Ab 1. August übernimmt Markus Gstöttner das Amt des ÖVP-Generalsekretärs von Nico Marchetti. Bei der Pressekonferenz am Mittwoch in der ÖVP-Bundesparteizentrale in der Lichtenfelsgasse gab der einstige Vertraute von Sebastian Kurz einen vagen Blick darauf, wie er seine neue Aufgabe angehen möchte: Gstöttner will „hart in der Sache, klar in der Argumentation, aber immer respektvoll im Ton und im persönlichen Umgang“ sein.
Er wolle sehr viel im Land unterwegs sein. Besonders am Anfang möchte Gstöttner „zuhören“ und „besser verstehen“, um dann die Ziele, Werte und Vorstellungen der ÖVP „gemeinsam und geeint“ klar zu kommunizieren. Im Anschluss soll die „Kampagnenfähigkeit“ der Partei weiter ausgebaut werden. Darüber hinaus solle sich die Bundes-ÖVP ein „klares Profil“ geben.
Will Gstöttner Mitte-Links-Kurs korrigieren?
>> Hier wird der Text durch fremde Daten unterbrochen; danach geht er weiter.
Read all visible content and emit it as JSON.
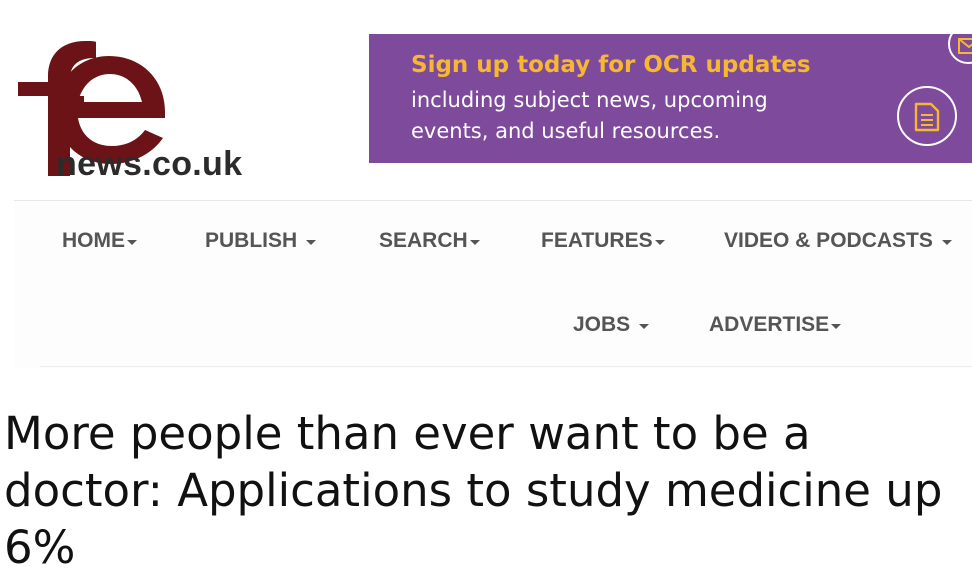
{
  "logo": {
    "letters": "fe",
    "domain": "news.co.uk",
    "color": "#6b1317"
  },
  "banner": {
    "title": "Sign up today for OCR updates",
    "text": "including subject news, upcoming events, and useful resources.",
    "background": "#7e4a9c",
    "title_color": "#f6b731",
    "icons": [
      "document-icon",
      "mail-icon"
    ]
  },
  "nav": {
    "items": [
      {
        "label": "HOME"
      },
      {
        "label": "PUBLISH"
      },
      {
        "label": "SEARCH"
      },
      {
        "label": "FEATURES"
      },
      {
        "label": "VIDEO & PODCASTS"
      },
      {
        "label": "JOBS"
      },
      {
        "label": "ADVERTISE"
      }
    ]
  },
  "article": {
    "headline": "More people than ever want to be a doctor: Applications to study medicine up 6%"
  }
}
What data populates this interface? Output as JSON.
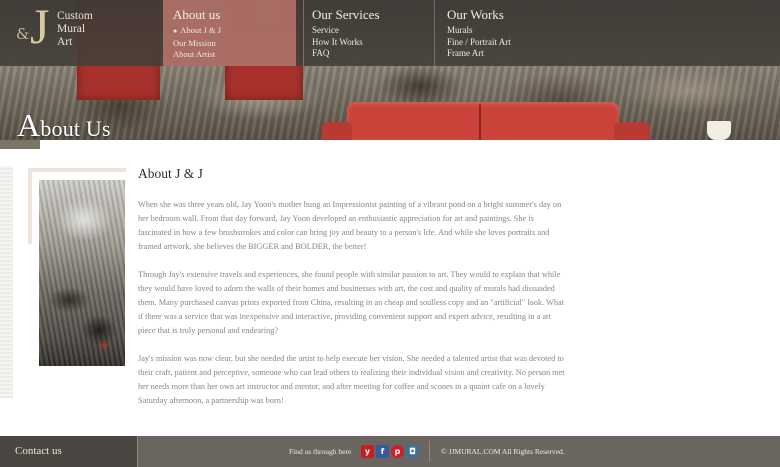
{
  "logo": {
    "ampersand": "&",
    "letter": "J",
    "lines": [
      "Custom",
      "Mural",
      "Art"
    ]
  },
  "nav": {
    "about": {
      "title": "About us",
      "items": [
        "About J & J",
        "Our Mission",
        "About Artist"
      ]
    },
    "services": {
      "title": "Our Services",
      "items": [
        "Service",
        "How It Works",
        "FAQ"
      ]
    },
    "works": {
      "title": "Our Works",
      "items": [
        "Murals",
        "Fine / Portrait Art",
        "Frame Art"
      ]
    }
  },
  "hero": {
    "heading_initial": "A",
    "heading_rest": "bout Us"
  },
  "article": {
    "title": "About J & J",
    "paragraphs": [
      "When she was three years old, Jay Yoon's mother hung an Impressionist painting of a vibrant pond on a bright summer's day on her bedroom wall. From that day forward, Jay Yoon developed an enthusiastic appreciation for art and paintings. She is fascinated in how a few brushstrokes and color can bring joy and beauty to a person's life. And while she loves portraits and framed artwork, she believes the BIGGER and BOLDER, the better!",
      "Through Jay's extensive travels and experiences, she found people with similar passion to art. They would to explain that while they would have loved to adorn the walls of their homes and businesses with art, the cost and quality of murals had dissuaded them. Many purchased canvas prints exported from China, resulting in an cheap and soulless copy and an \"artificial\" look. What if there was a service that was inexpensive and interactive, providing convenient support and expert advice, resulting in a art piece that is truly personal and endearing?",
      "Jay's mission was now clear, but she needed the artist to help execute her vision. She needed a talented artist that was devoted to their craft, patient and perceptive, someone who can lead others to realizing their individual vision and creativity. No person met her needs more than her own art instructor and mentor, and after meeting for coffee and scones in a quaint cafe on a lovely Saturday afternoon, a partnership was born!"
    ]
  },
  "footer": {
    "contact": "Contact us",
    "find_us": "Find us through here",
    "social": [
      {
        "icon": "yelp-icon",
        "glyph": "y"
      },
      {
        "icon": "facebook-icon",
        "glyph": "f"
      },
      {
        "icon": "pinterest-icon",
        "glyph": "p"
      },
      {
        "icon": "instagram-icon",
        "glyph": "◘"
      }
    ],
    "copyright": "© JJMURAL.COM All Rights Reserved."
  },
  "colors": {
    "accent_red": "#c9433a",
    "nav_highlight": "#ba766c",
    "footer_dark": "#4a4641",
    "footer": "#6a655f",
    "body_text": "#8a8580"
  }
}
Im Anschluss fragte der exxpress, wie dieses „klare Profil“, von dem zuvor auch der anwesende Bundeskanzler Christian Stocker sprach, genau aussehen soll und ob Gstöttner den derzeitigen Mitte-Links-Kurs der Bundespartei korrigieren wolle.

Knappe Antwort, dann übernimmt Stocker
Die karge Antwort des künftigen Generalsekretärs: Er übernehme sein Amt ab August. „Dann können wir in medias res gehen“. Gstöttner könne „die Bewertung des Kurses jetzt nicht ganz nachvollziehen“, verspricht aber, „zum gegebenen Zeitpunkt“ mehr darüber zu sagen.
Doch dann meldet sich kurzerhand der Bundeskanzler zu Wort. „Aber ich kann Ihnen vielleicht weiterhelfen“, sagt Stocker, dem es wohl nicht gefällt, dass seiner Partei vom exxpress ein Mitte-Links-Kurs attestiert wurde.
ÖVP sei auf einem „Mitte-Rechts-Kurs“
Er zählt Beschlüsse der Bundesregierung auf, die kein „Mitte-Links-Kurs“ seien: die Senkung der Lohnnebensteuer, Stopp des Familiennachzugs, Pensionsbonus bei Arbeiten über das Pensionsantrittsalter, neuer Industriestrompreis.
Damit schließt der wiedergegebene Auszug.